La seconda domanda è come il governo gestirà le pressioni interne sugli USA per il ritiro di tutte le sue forze rimanenti. Questa richiesta è più forte fra i gruppi Hashd alleati dell’Iran, specialmente dopo l’attacco con i droni del gennaio 2020 che uccise il generale Qassem Soleimani, capo della Forza Quds iraniana di spedizione in Iraq, e il leader dell’Hashd Abu Mahdi al-Muhandis. Ma è contrastata da altri, soprattutto i partiti curdi. Resta da vedere se i gruppi filo-iraniani accetteranno l’accordo del governo con gli USA per mantenere in Iraq addestratori e consiglieri dopo il ritiro delle forze da combattimento. Alcuni di questi gruppi sono implicati in attacchi contro le truppe USA nel 2021 e sono stati anche oggetto di ritorsioni americane. Si potrebbe quindi andare incontro ad ulteriori incidenti che coinvolgano i gruppi paramilitari e le basi irachene nelle quali è dislocato il personale statunitense.
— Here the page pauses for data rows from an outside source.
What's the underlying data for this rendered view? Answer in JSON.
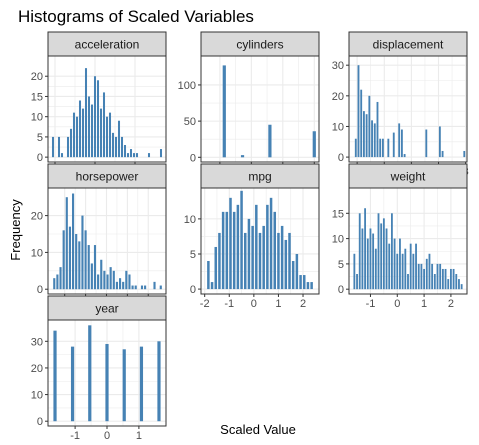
{
  "chart_data": {
    "type": "bar",
    "title": "Histograms of Scaled Variables",
    "xlabel": "Scaled Value",
    "ylabel": "Frequency",
    "bar_color": "#4682B4",
    "strip_color": "#D9D9D9",
    "panel_border_color": "#333333",
    "grid_color": "#EBEBEB",
    "grid": true,
    "panels": [
      {
        "name": "acceleration",
        "xlim": [
          -2.35,
          3.55
        ],
        "ylim": [
          -1.2,
          25
        ],
        "xticks": [
          -2,
          0,
          2
        ],
        "xtick_labels": [
          "-2",
          "0",
          "2"
        ],
        "yticks": [
          0,
          5,
          10,
          15,
          20
        ],
        "ytick_labels": [
          "0",
          "5",
          "10",
          "15",
          "20"
        ],
        "bins": [
          [
            -2.1,
            5
          ],
          [
            -1.95,
            0
          ],
          [
            -1.8,
            5
          ],
          [
            -1.65,
            1
          ],
          [
            -1.5,
            0
          ],
          [
            -1.35,
            5
          ],
          [
            -1.2,
            7
          ],
          [
            -1.05,
            11
          ],
          [
            -0.9,
            10
          ],
          [
            -0.75,
            14
          ],
          [
            -0.6,
            12
          ],
          [
            -0.45,
            22
          ],
          [
            -0.3,
            15
          ],
          [
            -0.15,
            13
          ],
          [
            0,
            20
          ],
          [
            0.15,
            19
          ],
          [
            0.3,
            12
          ],
          [
            0.45,
            16
          ],
          [
            0.6,
            10
          ],
          [
            0.75,
            11
          ],
          [
            0.9,
            6
          ],
          [
            1.05,
            5
          ],
          [
            1.2,
            9
          ],
          [
            1.35,
            5
          ],
          [
            1.5,
            3
          ],
          [
            1.65,
            1
          ],
          [
            1.8,
            2
          ],
          [
            1.95,
            1
          ],
          [
            2.1,
            1
          ],
          [
            2.25,
            0
          ],
          [
            2.4,
            0
          ],
          [
            2.55,
            0
          ],
          [
            2.7,
            1
          ],
          [
            2.85,
            0
          ],
          [
            3.0,
            0
          ],
          [
            3.15,
            0
          ],
          [
            3.3,
            2
          ]
        ]
      },
      {
        "name": "cylinders",
        "xlim": [
          -1.6,
          2.15
        ],
        "ylim": [
          -6.5,
          140
        ],
        "xticks": [
          -1,
          0,
          1,
          2
        ],
        "xtick_labels": [
          "-1",
          "0",
          "1",
          "2"
        ],
        "yticks": [
          0,
          50,
          100
        ],
        "ytick_labels": [
          "0",
          "50",
          "100"
        ],
        "bins": [
          [
            -0.86,
            127
          ],
          [
            -0.28,
            3
          ],
          [
            0.3,
            0
          ],
          [
            0.59,
            45
          ],
          [
            1.48,
            0
          ],
          [
            2.0,
            36
          ]
        ]
      },
      {
        "name": "displacement",
        "xlim": [
          -1.3,
          3.05
        ],
        "ylim": [
          -1.6,
          33
        ],
        "xticks": [
          -1,
          0,
          1,
          2,
          3
        ],
        "xtick_labels": [
          "-1",
          "0",
          "1",
          "2",
          "3"
        ],
        "yticks": [
          0,
          10,
          20,
          30
        ],
        "ytick_labels": [
          "0",
          "10",
          "20",
          "30"
        ],
        "bins": [
          [
            -1.05,
            6
          ],
          [
            -0.95,
            30
          ],
          [
            -0.85,
            22
          ],
          [
            -0.75,
            15
          ],
          [
            -0.65,
            14
          ],
          [
            -0.55,
            20
          ],
          [
            -0.45,
            12
          ],
          [
            -0.35,
            11
          ],
          [
            -0.25,
            18
          ],
          [
            -0.15,
            6
          ],
          [
            -0.05,
            6
          ],
          [
            0.05,
            0
          ],
          [
            0.15,
            6
          ],
          [
            0.25,
            0
          ],
          [
            0.35,
            8
          ],
          [
            0.45,
            0
          ],
          [
            0.55,
            11
          ],
          [
            0.65,
            9
          ],
          [
            0.75,
            1
          ],
          [
            0.85,
            0
          ],
          [
            0.95,
            0
          ],
          [
            1.05,
            0
          ],
          [
            1.15,
            0
          ],
          [
            1.25,
            0
          ],
          [
            1.35,
            0
          ],
          [
            1.45,
            0
          ],
          [
            1.55,
            9
          ],
          [
            1.65,
            0
          ],
          [
            1.75,
            0
          ],
          [
            1.85,
            0
          ],
          [
            1.95,
            0
          ],
          [
            2.05,
            10
          ],
          [
            2.15,
            2
          ],
          [
            2.25,
            0
          ],
          [
            2.35,
            0
          ],
          [
            2.45,
            0
          ],
          [
            2.55,
            0
          ],
          [
            2.65,
            0
          ],
          [
            2.75,
            0
          ],
          [
            2.85,
            0
          ],
          [
            2.95,
            2
          ]
        ]
      },
      {
        "name": "horsepower",
        "xlim": [
          -1.8,
          3.85
        ],
        "ylim": [
          -1.3,
          27.5
        ],
        "xticks": [
          -1,
          0,
          1,
          2,
          3
        ],
        "xtick_labels": [
          "-1",
          "0",
          "1",
          "2",
          "3"
        ],
        "yticks": [
          0,
          10,
          20
        ],
        "ytick_labels": [
          "0",
          "10",
          "20"
        ],
        "bins": [
          [
            -1.5,
            3
          ],
          [
            -1.35,
            4
          ],
          [
            -1.2,
            6
          ],
          [
            -1.05,
            16
          ],
          [
            -0.9,
            25
          ],
          [
            -0.75,
            17
          ],
          [
            -0.6,
            26
          ],
          [
            -0.45,
            15
          ],
          [
            -0.3,
            13
          ],
          [
            -0.15,
            20
          ],
          [
            0,
            16
          ],
          [
            0.15,
            12
          ],
          [
            0.3,
            7
          ],
          [
            0.45,
            12
          ],
          [
            0.6,
            4
          ],
          [
            0.75,
            8
          ],
          [
            0.9,
            5
          ],
          [
            1.05,
            4
          ],
          [
            1.2,
            6
          ],
          [
            1.35,
            5
          ],
          [
            1.5,
            2
          ],
          [
            1.65,
            3
          ],
          [
            1.8,
            2
          ],
          [
            1.95,
            5
          ],
          [
            2.1,
            4
          ],
          [
            2.25,
            1
          ],
          [
            2.4,
            1
          ],
          [
            2.55,
            0
          ],
          [
            2.7,
            1
          ],
          [
            2.85,
            1
          ],
          [
            3.0,
            0
          ],
          [
            3.15,
            0
          ],
          [
            3.3,
            2
          ],
          [
            3.45,
            0
          ],
          [
            3.6,
            1
          ]
        ]
      },
      {
        "name": "mpg",
        "xlim": [
          -2.15,
          2.65
        ],
        "ylim": [
          -0.7,
          14.4
        ],
        "xticks": [
          -2,
          -1,
          0,
          1,
          2
        ],
        "xtick_labels": [
          "-2",
          "-1",
          "0",
          "1",
          "2"
        ],
        "yticks": [
          0,
          5,
          10
        ],
        "ytick_labels": [
          "0",
          "5",
          "10"
        ],
        "bins": [
          [
            -1.85,
            4
          ],
          [
            -1.7,
            1
          ],
          [
            -1.55,
            6
          ],
          [
            -1.4,
            8
          ],
          [
            -1.25,
            11
          ],
          [
            -1.1,
            11
          ],
          [
            -0.95,
            13
          ],
          [
            -0.8,
            11
          ],
          [
            -0.65,
            12
          ],
          [
            -0.5,
            14
          ],
          [
            -0.35,
            8
          ],
          [
            -0.2,
            10
          ],
          [
            -0.05,
            9
          ],
          [
            0.1,
            12
          ],
          [
            0.25,
            8
          ],
          [
            0.4,
            9
          ],
          [
            0.55,
            12
          ],
          [
            0.7,
            13
          ],
          [
            0.85,
            11
          ],
          [
            1.0,
            8
          ],
          [
            1.15,
            9
          ],
          [
            1.3,
            7
          ],
          [
            1.45,
            8
          ],
          [
            1.6,
            4
          ],
          [
            1.75,
            5
          ],
          [
            1.9,
            2
          ],
          [
            2.05,
            2
          ],
          [
            2.2,
            1
          ],
          [
            2.35,
            1
          ]
        ]
      },
      {
        "name": "weight",
        "xlim": [
          -1.8,
          2.6
        ],
        "ylim": [
          -0.95,
          20
        ],
        "xticks": [
          -1,
          0,
          1,
          2
        ],
        "xtick_labels": [
          "-1",
          "0",
          "1",
          "2"
        ],
        "yticks": [
          0,
          5,
          10,
          15
        ],
        "ytick_labels": [
          "0",
          "5",
          "10",
          "15"
        ],
        "bins": [
          [
            -1.6,
            7
          ],
          [
            -1.5,
            3
          ],
          [
            -1.4,
            15
          ],
          [
            -1.3,
            12
          ],
          [
            -1.2,
            16
          ],
          [
            -1.1,
            10
          ],
          [
            -1.0,
            12
          ],
          [
            -0.9,
            11
          ],
          [
            -0.8,
            8
          ],
          [
            -0.7,
            15
          ],
          [
            -0.6,
            13
          ],
          [
            -0.5,
            14
          ],
          [
            -0.4,
            12
          ],
          [
            -0.3,
            9
          ],
          [
            -0.2,
            15
          ],
          [
            -0.1,
            10
          ],
          [
            0,
            7
          ],
          [
            0.1,
            10
          ],
          [
            0.2,
            7
          ],
          [
            0.3,
            8
          ],
          [
            0.4,
            3
          ],
          [
            0.5,
            9
          ],
          [
            0.6,
            7
          ],
          [
            0.7,
            9
          ],
          [
            0.8,
            5
          ],
          [
            0.9,
            5
          ],
          [
            1.0,
            4
          ],
          [
            1.1,
            6
          ],
          [
            1.2,
            7
          ],
          [
            1.3,
            5
          ],
          [
            1.4,
            3
          ],
          [
            1.5,
            5
          ],
          [
            1.6,
            5
          ],
          [
            1.7,
            4
          ],
          [
            1.8,
            4
          ],
          [
            1.9,
            2
          ],
          [
            2.0,
            4
          ],
          [
            2.1,
            4
          ],
          [
            2.2,
            3
          ],
          [
            2.3,
            2
          ],
          [
            2.4,
            1
          ]
        ]
      },
      {
        "name": "year",
        "xlim": [
          -1.85,
          1.85
        ],
        "ylim": [
          -1.8,
          38
        ],
        "xticks": [
          -1,
          0,
          1
        ],
        "xtick_labels": [
          "-1",
          "0",
          "1"
        ],
        "yticks": [
          0,
          10,
          20,
          30
        ],
        "ytick_labels": [
          "0",
          "10",
          "20",
          "30"
        ],
        "bins": [
          [
            -1.63,
            34
          ],
          [
            -1.08,
            28
          ],
          [
            -0.54,
            36
          ],
          [
            0.0,
            29
          ],
          [
            0.54,
            27
          ],
          [
            1.08,
            28
          ],
          [
            1.63,
            30
          ]
        ]
      }
    ]
  }
}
Se l’assenza di un accordo fra gli USA e l’Iran per riabilitare l’accordo sul nucleare del 2015 suggerisce che nuovi attacchi siano probabili, anche il ripristino di un’intesa non porterà automaticamente alla cessazione delle ostilità, perché la ragione sociale di alcuni gruppi paramilitari iracheni è esattamente resistere alla presenza militare degli USA e l’Iran potrebbe non avere il pieno controllo su di essi.

 

* In occasione delle elezioni politiche in Iraq del 10 ottobre, Pagine Esteri vi propone in traduzione la lettura di un recentissimo articolo al riguardo scritto da Lahib Higel, analista esperta dell’International Crisis Group, organizzazione pacifista indipendente.